Nur ganz kurz ein paar Rosen ...



Trotz reichlich Mehltau bildet Sternenflor jetzt Knospen aus.
Ihr erster Blütenflor im Jahr scheint wohl häufiger darunter
zu leiden. Egal wie das Wetter ist, sie scheint zumindest in
unserem Garten recht anfällig für Mehltau-Befall zu sein.
Aber wir hoffen, dass sich sich wie im letzten Jahr auch
ohne unser Zutun wieder davon erholt.

Die Hauptblütezeit der Sombreuil fand bei Regenwetter statt.
Daher waren die meisten ihrer Blüten recht schnell verklebt.
Aber diese vollkommene Nachzügler-Blüte war endlich einmal
in unserer Fotoreichweite.

Dominique Loiseau war einmal eine so üppige Kleinstrauch-Rose
unter dem Efeu-Apfelbaum, dass sie mir dort zu hoch wurde.
Daher pflanzten wir sie in die Nähe der
Jaqueline du Pré am
Wiesenrand um. Leider kümmert sie an ihrem neuen Standort
und leidet zusätzlich dort unter Mehltau. Aber eine Blüte hat
es nun trotzdem in diesem Jahr geschafft. Nur wo sind ihre
auffällig gefärbten Staubgefäße geblieben?
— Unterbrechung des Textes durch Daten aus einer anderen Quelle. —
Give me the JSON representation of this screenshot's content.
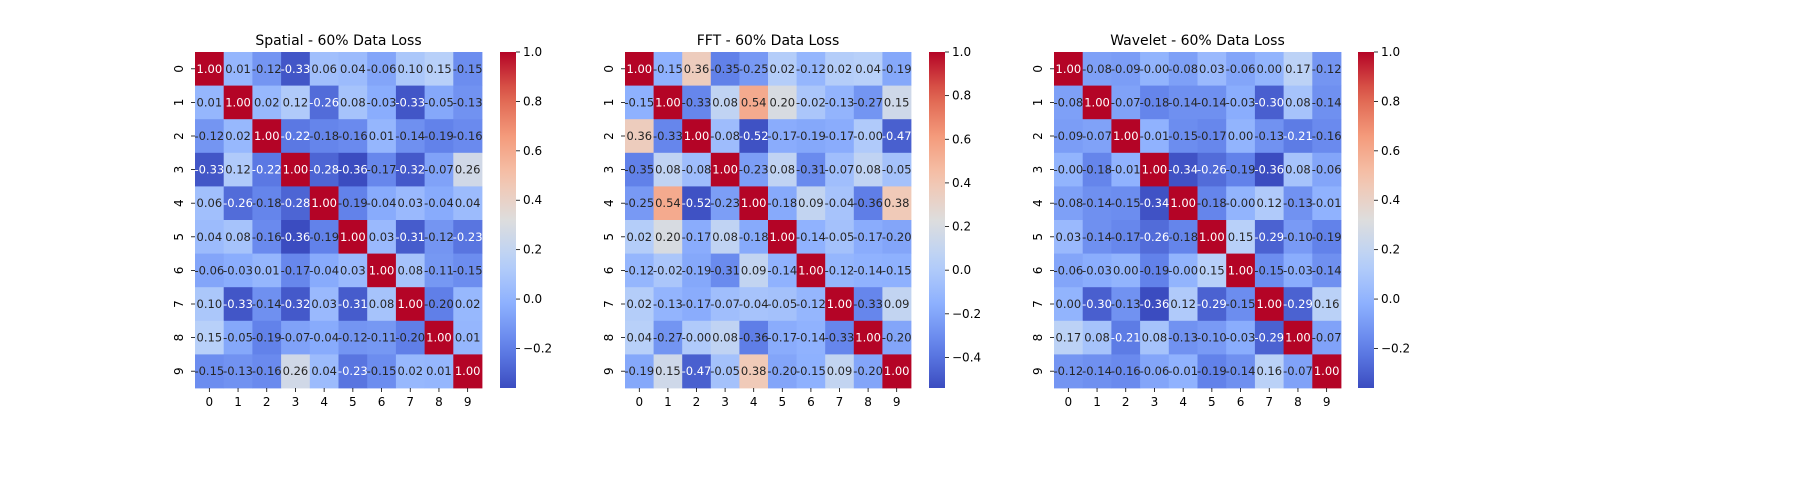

Da ist Diamant doch eine ganz andere Kämpfernatur.
Ihr reicht anscheinend die freie Fläche am Teichrand
nicht aus, denn sie klettert in der Dünenrose empor,
so dass mir dieser Blütenbüschel nur zufällig im Dünen-
rosen-Dickicht auffiel.


Apfelblüte in der schönsten Blühphase mit zahlreichen Knospen
und ersten geöffneten Blüten. Auf dem Hochbeet fühlt sie sich
wohl. Die zweite Pflanze am Wiesenrand hatte ich leider vor
ein paar Jahren zu stark zurückgeschnitten. Nun muss sie sich
dort ihren Platz neben der krautigen Waldrebe erst erobern.
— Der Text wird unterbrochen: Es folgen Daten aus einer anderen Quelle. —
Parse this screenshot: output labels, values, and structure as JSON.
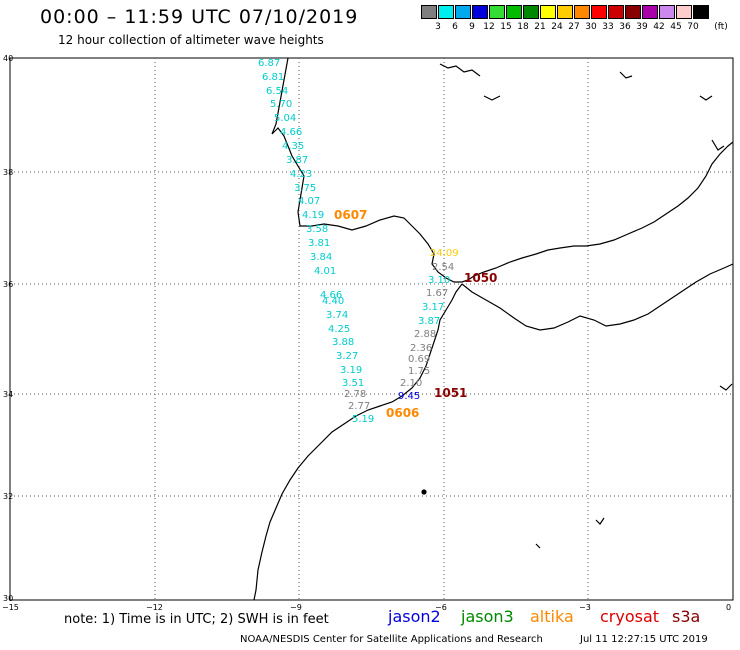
{
  "header": {
    "title": "00:00 – 11:59 UTC 07/10/2019",
    "subtitle": "12 hour collection of altimeter wave heights"
  },
  "legend": {
    "unit": "(ft)",
    "bins": [
      {
        "label": "3",
        "color": "#7f7f7f"
      },
      {
        "label": "6",
        "color": "#00eeee"
      },
      {
        "label": "9",
        "color": "#00aaee"
      },
      {
        "label": "12",
        "color": "#0000dd"
      },
      {
        "label": "15",
        "color": "#33dd33"
      },
      {
        "label": "18",
        "color": "#00bb00"
      },
      {
        "label": "21",
        "color": "#008800"
      },
      {
        "label": "24",
        "color": "#ffff00"
      },
      {
        "label": "27",
        "color": "#ffcc00"
      },
      {
        "label": "30",
        "color": "#ff8800"
      },
      {
        "label": "33",
        "color": "#ff0000"
      },
      {
        "label": "36",
        "color": "#cc0000"
      },
      {
        "label": "39",
        "color": "#880000"
      },
      {
        "label": "42",
        "color": "#aa00aa"
      },
      {
        "label": "45",
        "color": "#cc88ee"
      },
      {
        "label": "70",
        "color": "#ffcccc"
      },
      {
        "label": "",
        "color": "#000000"
      }
    ]
  },
  "axes": {
    "lat_labels": [
      "40",
      "38",
      "36",
      "34",
      "32",
      "30"
    ],
    "lon_labels": [
      "−15",
      "−12",
      "−9",
      "−6",
      "−3",
      "0"
    ]
  },
  "passes": [
    {
      "label": "0607",
      "color": "#ff8800"
    },
    {
      "label": "0606",
      "color": "#ff8800"
    },
    {
      "label": "1050",
      "color": "#880000"
    },
    {
      "label": "1051",
      "color": "#880000"
    }
  ],
  "track_west": [
    {
      "v": "6.87",
      "c": "#00cccc"
    },
    {
      "v": "6.81",
      "c": "#00cccc"
    },
    {
      "v": "6.54",
      "c": "#00cccc"
    },
    {
      "v": "5.70",
      "c": "#00cccc"
    },
    {
      "v": "5.04",
      "c": "#00cccc"
    },
    {
      "v": "4.66",
      "c": "#00cccc"
    },
    {
      "v": "4.35",
      "c": "#00cccc"
    },
    {
      "v": "3.87",
      "c": "#00cccc"
    },
    {
      "v": "4.23",
      "c": "#00cccc"
    },
    {
      "v": "3.75",
      "c": "#00cccc"
    },
    {
      "v": "4.07",
      "c": "#00cccc"
    },
    {
      "v": "4.19",
      "c": "#00cccc"
    },
    {
      "v": "3.58",
      "c": "#00cccc"
    },
    {
      "v": "3.81",
      "c": "#00cccc"
    },
    {
      "v": "3.84",
      "c": "#00cccc"
    },
    {
      "v": "4.01",
      "c": "#00cccc"
    },
    {
      "v": "4.66",
      "c": "#00cccc"
    },
    {
      "v": "4.40",
      "c": "#00cccc"
    },
    {
      "v": "3.74",
      "c": "#00cccc"
    },
    {
      "v": "4.25",
      "c": "#00cccc"
    },
    {
      "v": "3.88",
      "c": "#00cccc"
    },
    {
      "v": "3.27",
      "c": "#00cccc"
    },
    {
      "v": "3.19",
      "c": "#00cccc"
    },
    {
      "v": "3.51",
      "c": "#00cccc"
    },
    {
      "v": "2.78",
      "c": "#7f7f7f"
    },
    {
      "v": "2.77",
      "c": "#7f7f7f"
    },
    {
      "v": "5.19",
      "c": "#00cccc"
    }
  ],
  "track_east": [
    {
      "v": "24.09",
      "c": "#ffcc00"
    },
    {
      "v": "2.54",
      "c": "#7f7f7f"
    },
    {
      "v": "3.10",
      "c": "#00cccc"
    },
    {
      "v": "1.67",
      "c": "#7f7f7f"
    },
    {
      "v": "3.17",
      "c": "#00cccc"
    },
    {
      "v": "3.87",
      "c": "#00cccc"
    },
    {
      "v": "2.88",
      "c": "#7f7f7f"
    },
    {
      "v": "2.36",
      "c": "#7f7f7f"
    },
    {
      "v": "0.69",
      "c": "#7f7f7f"
    },
    {
      "v": "1.75",
      "c": "#7f7f7f"
    },
    {
      "v": "2.10",
      "c": "#7f7f7f"
    },
    {
      "v": "9.45",
      "c": "#0000dd"
    }
  ],
  "footer": {
    "note": "note:  1) Time is in UTC;  2) SWH is in feet",
    "sat_jason2": "jason2",
    "sat_jason3": "jason3",
    "sat_altika": "altika",
    "sat_cryosat": "cryosat",
    "sat_s3a": "s3a",
    "sat_colors": {
      "jason2": "#0000dd",
      "jason3": "#008800",
      "altika": "#ff8800",
      "cryosat": "#dd0000",
      "s3a": "#880000"
    },
    "credit": "NOAA/NESDIS Center for Satellite Applications and Research",
    "timestamp": "Jul 11 12:27:15 UTC 2019"
  }
}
Ob Belvedere dieses Jahr so quietschig rosa bleibt?

Fotos: S.Schneider



1 Kommentar:

Barbara hat gesagt…

Meine Sombreuil will nicht so recht (wie ich es gerne möchte) und im Moment steht der Strauch nackt und ohne Blätter da...schnief! Dabei steht sie schön sonnig und frei in der Landschaft...hat aber den Wurzeldruck der mächtigen Linde unseres Nachbars. Ob das wohl ein Grund für das schlechte Wachstum sein könnte? Ich denke ja.
Eure Rosenbilder sind wie immer...wunderschön!!!